Хармиана выпустила мою руку, которую все это время судорожно сжимала.
— Как страшна оказалась твоя месть, о сумрачный Гармахис, — хрипло прошептала она. — О Клеопатра, Клеопатра, ты совершила много преступлений, но ты была поистине великая царица!… А теперь помоги мне, царевич: положим эту бренную оболочку на ложе и уберем по-царски, пусть эта последняя царица Египта своим безмолвием скажет посланцам цезаря все, что может сказать царица.
Я ничего ей не ответил, на сердце была каменная тяжесть, и теперь, когда все свершилось, я чувствовал, что у меня нет сил. Но мы вместе с Хармианой подняли мертвую Клеопатру и положили на золотое ложе. Хармиана надела на ее матовый, как слоновая кость, лоб венец в виде золотого урея, расчесала волосы цвета безлунной и беззвездной ночи, в которых не было ни единой серебряной пряди, закрыла навсегда глаза, в которых еще совсем недавно синело и бушевало переменчивое море. Она сложила похолодевшие руки на груди, в которой оттрепетала страсть, выпрямила согнувшиеся в коленях ноги, расправила складки роскошного вышитого платья, поставила в головах цветы. Сейчас, в холодном величии смерти, Клеопатра была еще прекраснее, чем в лучезарном сиянии полноты жизни и счастья.
Мы отошли и посмотрели на нее, на мертвую Ираду у ее ног.

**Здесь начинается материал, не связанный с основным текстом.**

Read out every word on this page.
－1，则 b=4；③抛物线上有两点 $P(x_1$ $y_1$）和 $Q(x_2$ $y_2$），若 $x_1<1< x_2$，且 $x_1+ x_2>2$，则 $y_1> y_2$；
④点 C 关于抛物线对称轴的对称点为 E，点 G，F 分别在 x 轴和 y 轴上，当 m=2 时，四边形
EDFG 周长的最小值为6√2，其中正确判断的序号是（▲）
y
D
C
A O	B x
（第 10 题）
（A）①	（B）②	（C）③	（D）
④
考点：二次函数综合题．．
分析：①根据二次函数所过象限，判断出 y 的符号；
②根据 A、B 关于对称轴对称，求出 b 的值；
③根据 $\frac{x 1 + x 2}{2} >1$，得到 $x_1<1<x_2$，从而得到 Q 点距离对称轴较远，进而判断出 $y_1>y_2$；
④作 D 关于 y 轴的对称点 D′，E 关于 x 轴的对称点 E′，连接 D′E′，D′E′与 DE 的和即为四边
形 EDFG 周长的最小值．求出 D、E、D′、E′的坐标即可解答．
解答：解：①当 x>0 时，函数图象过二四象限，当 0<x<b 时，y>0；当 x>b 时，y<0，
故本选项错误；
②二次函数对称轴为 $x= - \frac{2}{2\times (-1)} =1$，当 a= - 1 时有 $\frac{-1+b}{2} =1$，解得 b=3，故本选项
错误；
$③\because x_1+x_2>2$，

— Все, конец, — проговорила Хармиана, — мы отомстили, Гармахис, и что теперь? Пойдем за ней? — Она кивнула в сторону фиала, стоявшего на столе.

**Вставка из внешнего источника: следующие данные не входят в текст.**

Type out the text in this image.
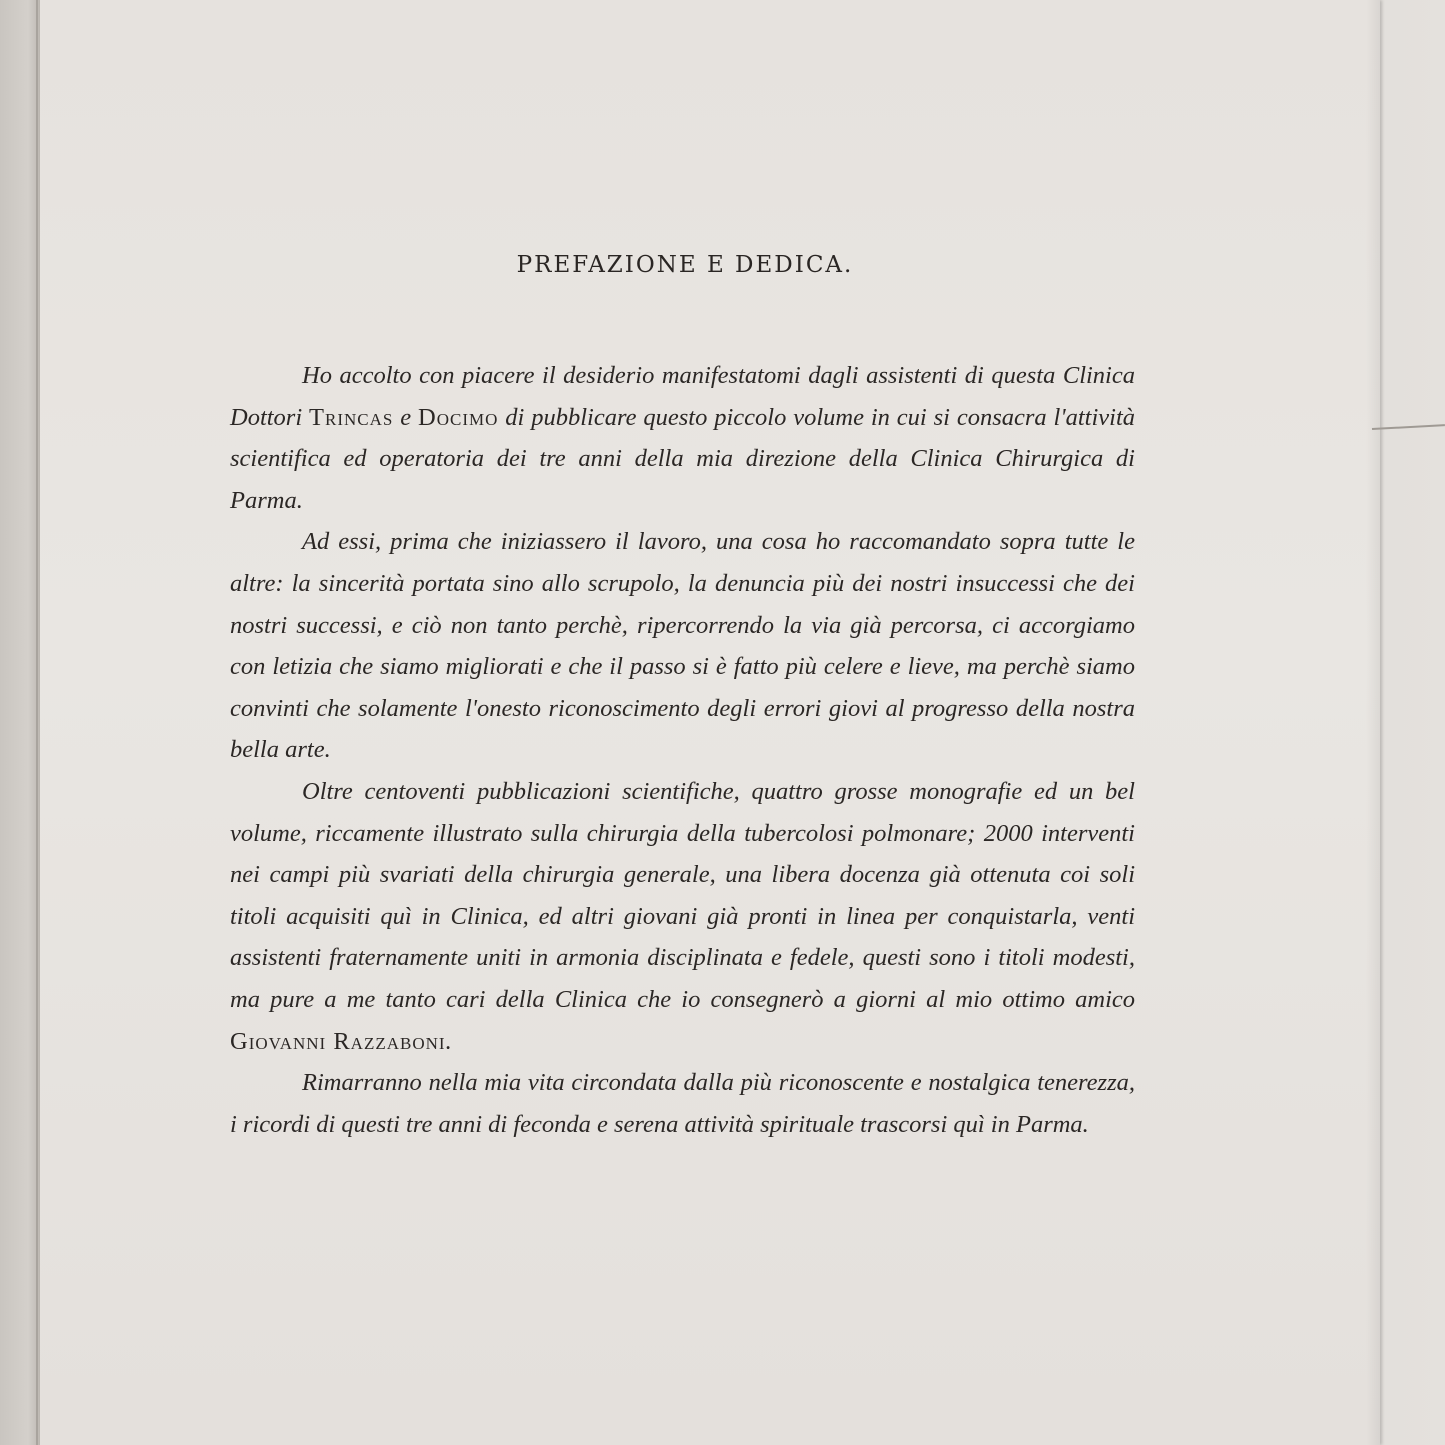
PREFAZIONE E DEDICA.

Ho accolto con piacere il desiderio manifestatomi dagli assistenti di questa Clinica Dottori Trincas e Docimo di pubblicare questo piccolo volume in cui si consacra l'attività scientifica ed operatoria dei tre anni della mia direzione della Clinica Chirurgica di Parma.

Ad essi, prima che iniziassero il lavoro, una cosa ho raccomandato sopra tutte le altre: la sincerità portata sino allo scrupolo, la denuncia più dei nostri insuccessi che dei nostri successi, e ciò non tanto perchè, ripercorrendo la via già percorsa, ci accorgiamo con letizia che siamo migliorati e che il passo si è fatto più celere e lieve, ma perchè siamo convinti che solamente l'onesto riconoscimento degli errori giovi al progresso della nostra bella arte.

Oltre centoventi pubblicazioni scientifiche, quattro grosse monografie ed un bel volume, riccamente illustrato sulla chirurgia della tubercolosi polmonare; 2000 interventi nei campi più svariati della chirurgia generale, una libera docenza già ottenuta coi soli titoli acquisiti quì in Clinica, ed altri giovani già pronti in linea per conquistarla, venti assistenti fraternamente uniti in armonia disciplinata e fedele, questi sono i titoli modesti, ma pure a me tanto cari della Clinica che io consegnerò a giorni al mio ottimo amico Giovanni Razzaboni.

Rimarranno nella mia vita circondata dalla più riconoscente e nostalgica tenerezza, i ricordi di questi tre anni di feconda e serena attività spirituale trascorsi quì in Parma.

— Нет, Хармиана. Я умру, но умру куда более мучительной смертью. Мой срок земного искупления еще не кончился, а сам я не могу его прервать.
— Ты лучше знаешь, как тебе поступить, Гармахис. А я — я сейчас уйду из этой жизни, и крылья смерти унесут меня легко и быстро. Я свою игру сыграла. И тоже искупила свою вину. О, какая горькая мне выпала судьба — я принесла несчастье всем, кого любила, и вот теперь я умираю, и ни одна душа не вспомнит обо мне с любовью! Я искупила свою вину перед тобой, Гармахис; я искупила вину перед разгневанными богами; теперь мне надо заслужить прощенье Клеопатры там, в аду, где она сейчас и куда я последую за ней. Гармахис, ведь она меня любила; и теперь, когда ее нет, я поняла, что после тебя я любила ее больше всех на свете. И потому я наполню сейчас кубок, из которого она пила с Ирадой! — Хармиана взяла фиал и недрогнувшей рукой вылила в кубок остатки яда.
— Подумай, Хармиана, — сказал я, — ведь ты еще так молода, перед тобою вся жизнь; ты спрячешь эти горестные воспоминания глубоко в сердце и будешь жить много, много лет.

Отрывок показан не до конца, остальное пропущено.